Do You Still Need a Standalone Website?

Photo by Pixabay on Pexels.com

A friend who owns a small restaurant asked me recently if she still needs a website for her business.

She has a Facebook page and social presence on Instagram, and Twitter and has regular activity on Yelp. In her opinion, most of her traffic goes to those places.

She can also do her own updates to all those places and interact with customers. She can add events, post new menu photos, and change options. Her issue is that she has a website that she pays for every year. It costs about $250 for that but she pays by the hour for a designer (not me) to update the website. That part runs her about $500 a year. Plus she pays for her domain. Is it worth it?

Her only hesitation is that all those social sites point/link to the website. Yes, the website gets traffic, but it is not her main way of getting the word out to old and new customers.

My advice was to keep the website. In total, she spends about $1000 a year. Not insignificant, but not a huge investment even for a small business. She could cut costs by using a free hosting website and maybe find a cheaper web services person or even learn to do updates herself using something like WordPress.

My main reason for keeping a website is that even in 2023, people just assume every legitimate business has one. Are you a business if you don’t have a website?

Any thoughts?

The Need for Web Design Courses

An article declares that “Digitization Increases The Need for Web Design Courses.” But does it?

A web design course needs to teach HTM, CSS, graphic design, UX, UI, and a shelf of other skills. languages. There are so many things to know that a) it probably can’t be taught in one course, and b) in the work world it will likely be the job of several people.

There are also the “soft skills” of designing so that words, images, videos, colors, and composition work together and are engaging to viewers. In other words, problem-solving, planning, and collaborative communication.
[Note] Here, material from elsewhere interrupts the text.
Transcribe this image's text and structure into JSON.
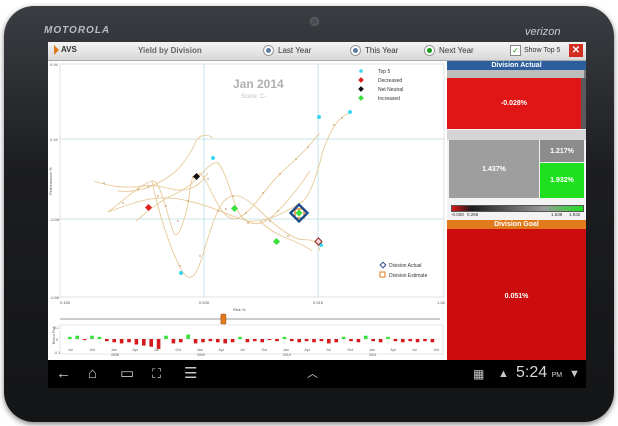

As a person who came to teach from the humanities, I like that the article notes that these courses also need to “emphasize the proper use of English grammar and correct formatting” though that is not always the domain of a designer these days.

Clearly, it is courses – plural – that will make you a designer, and possibly will lead you to focus in one area of specialization.

With the many DIY web design tools and platforms available to us now, basic web design can be learned on your own through some trial and error. I know designers who make a living at it and who took that path. For them, creating a site for a local business or friend is entirely possible. But all of them would admit that they probably could not step into a designer job at a big company. And that’s okay. We need all kinds of designers at all kinds of levels.